Introduction to Image Processing§

author:	David Coeurjolly

Value based Approaches§

Principles§

We only focus on values of the functions $\, f: S\subset\mathbb{Z}^n\rightarrow Q$ using stochastic representation

Important object: histograms

$H: Q \rightarrow [0,1]$

$H(i) = \frac{Card \{ p\in S \,|\, f(p) =i \}}{Card S}$

The image can be seen as a random variable with probability density function $H$

Exemple: $S=[0,185]\times[0,85],\, Q=[0,255]$

Histogram based image processing§

Histograms sum up colorimetric information of the image without considering spatial relationships.
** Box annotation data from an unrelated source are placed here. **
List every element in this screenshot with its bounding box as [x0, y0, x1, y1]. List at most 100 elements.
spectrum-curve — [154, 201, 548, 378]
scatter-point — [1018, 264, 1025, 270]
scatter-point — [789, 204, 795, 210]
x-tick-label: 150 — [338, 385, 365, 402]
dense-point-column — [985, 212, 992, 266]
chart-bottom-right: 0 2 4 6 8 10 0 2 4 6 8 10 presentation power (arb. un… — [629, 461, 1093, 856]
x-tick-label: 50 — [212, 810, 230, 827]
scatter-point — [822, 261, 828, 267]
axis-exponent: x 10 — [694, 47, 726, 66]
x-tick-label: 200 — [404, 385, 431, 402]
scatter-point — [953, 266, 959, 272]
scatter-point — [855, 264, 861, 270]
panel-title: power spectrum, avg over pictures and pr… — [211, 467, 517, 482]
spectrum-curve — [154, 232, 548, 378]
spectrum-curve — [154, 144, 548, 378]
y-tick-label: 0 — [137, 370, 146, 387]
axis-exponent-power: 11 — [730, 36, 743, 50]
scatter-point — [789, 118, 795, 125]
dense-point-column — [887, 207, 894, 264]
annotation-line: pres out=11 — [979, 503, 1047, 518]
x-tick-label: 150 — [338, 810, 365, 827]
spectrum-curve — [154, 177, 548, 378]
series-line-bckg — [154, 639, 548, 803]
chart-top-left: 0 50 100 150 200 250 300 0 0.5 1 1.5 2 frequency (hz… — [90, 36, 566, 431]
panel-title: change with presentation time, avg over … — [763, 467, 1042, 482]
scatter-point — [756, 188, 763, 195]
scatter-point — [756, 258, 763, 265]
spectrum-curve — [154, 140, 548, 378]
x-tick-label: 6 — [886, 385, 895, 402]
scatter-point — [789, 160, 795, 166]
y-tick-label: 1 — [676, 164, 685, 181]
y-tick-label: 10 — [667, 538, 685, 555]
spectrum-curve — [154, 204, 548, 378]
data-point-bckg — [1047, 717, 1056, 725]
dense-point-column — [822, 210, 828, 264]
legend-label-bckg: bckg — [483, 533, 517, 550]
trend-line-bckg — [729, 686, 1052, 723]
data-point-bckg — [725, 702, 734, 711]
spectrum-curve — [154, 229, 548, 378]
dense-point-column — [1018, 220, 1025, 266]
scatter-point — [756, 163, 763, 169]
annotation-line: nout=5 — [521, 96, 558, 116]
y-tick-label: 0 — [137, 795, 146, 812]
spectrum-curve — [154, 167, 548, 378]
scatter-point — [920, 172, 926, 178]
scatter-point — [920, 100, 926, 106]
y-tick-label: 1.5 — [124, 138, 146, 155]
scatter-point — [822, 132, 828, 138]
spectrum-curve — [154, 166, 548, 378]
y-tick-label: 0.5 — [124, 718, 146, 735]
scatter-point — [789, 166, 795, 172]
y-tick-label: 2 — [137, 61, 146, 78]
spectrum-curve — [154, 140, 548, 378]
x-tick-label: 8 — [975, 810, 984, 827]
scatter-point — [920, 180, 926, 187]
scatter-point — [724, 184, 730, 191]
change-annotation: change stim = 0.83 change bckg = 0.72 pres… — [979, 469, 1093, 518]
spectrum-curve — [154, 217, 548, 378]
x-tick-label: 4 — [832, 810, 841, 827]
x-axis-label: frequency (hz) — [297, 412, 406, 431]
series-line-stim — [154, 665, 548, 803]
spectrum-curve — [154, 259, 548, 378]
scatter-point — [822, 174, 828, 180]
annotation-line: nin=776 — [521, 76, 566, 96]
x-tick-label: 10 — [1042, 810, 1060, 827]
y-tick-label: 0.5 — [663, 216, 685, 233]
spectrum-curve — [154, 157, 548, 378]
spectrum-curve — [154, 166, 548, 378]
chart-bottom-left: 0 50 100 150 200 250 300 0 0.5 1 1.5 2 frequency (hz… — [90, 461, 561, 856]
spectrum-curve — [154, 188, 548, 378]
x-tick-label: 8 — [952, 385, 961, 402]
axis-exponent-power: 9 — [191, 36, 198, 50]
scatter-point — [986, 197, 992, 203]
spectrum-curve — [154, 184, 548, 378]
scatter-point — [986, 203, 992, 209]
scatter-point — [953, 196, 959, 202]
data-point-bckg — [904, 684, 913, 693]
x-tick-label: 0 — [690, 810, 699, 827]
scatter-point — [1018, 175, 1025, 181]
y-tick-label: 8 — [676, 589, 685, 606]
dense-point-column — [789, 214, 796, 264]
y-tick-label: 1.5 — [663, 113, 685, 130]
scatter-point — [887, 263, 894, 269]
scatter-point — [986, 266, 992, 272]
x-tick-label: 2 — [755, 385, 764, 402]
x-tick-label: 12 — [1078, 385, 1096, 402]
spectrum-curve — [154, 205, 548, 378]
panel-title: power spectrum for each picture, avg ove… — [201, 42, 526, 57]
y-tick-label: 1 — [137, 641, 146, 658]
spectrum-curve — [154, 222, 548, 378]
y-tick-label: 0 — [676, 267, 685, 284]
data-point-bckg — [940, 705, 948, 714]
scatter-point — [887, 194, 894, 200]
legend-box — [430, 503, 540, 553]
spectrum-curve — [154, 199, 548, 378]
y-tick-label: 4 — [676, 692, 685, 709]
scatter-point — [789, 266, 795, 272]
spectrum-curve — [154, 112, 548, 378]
Image description/indexing
- Image characterized by its histogram (ou by descriptors consturcted from the histogram)
- distance between two images == distance between image histograms == distance between two probability distributions
Structure recognition
- Foreground/background analysis from histogram shape analysis
- Noise modeling
Histogram optimization, equalization, …
Perform transformations on the histogram and propagate the changes to image values

Histogram transformations§

Few examples:

Translation

global luminosity shift
$H'(i) = H(i+t)$

Histogram remapping

e.g. using linear form $\,l: [a,b]\subset[0,1] \rightarrow [0,1]$
$H'(i) = H( a + i(b-a) )$

Inversion

$H'(i) = H(1 - i )$

…

More generally

$\phi: [0,1] \rightarrow [0,1]$

$H'(i) = H(\phi(i))$

Propagation to image $f'(p) = \phi(f(p))$ <demo>

Histogram Equalization and Histogram Specifications§

In previous examples, $\phi$ was prescribed. Now, we are looking for $\phi$ to map histogram $H$ (empiric or observed) to $H'$ (model).

Example: Equalization

Goals : equalize the intensity values dynamic using a spreading of the histogram
Target distribution $H'$ : uniform distribution
Effect: contrast enhancing

Equalization (bis)§

Be careful not always a good idea

Histogram based Segmentation§

Image Segmentation classify pixels into classes such that intra-class pixels share the same visual properties (colorimetric information, geometrical properties …)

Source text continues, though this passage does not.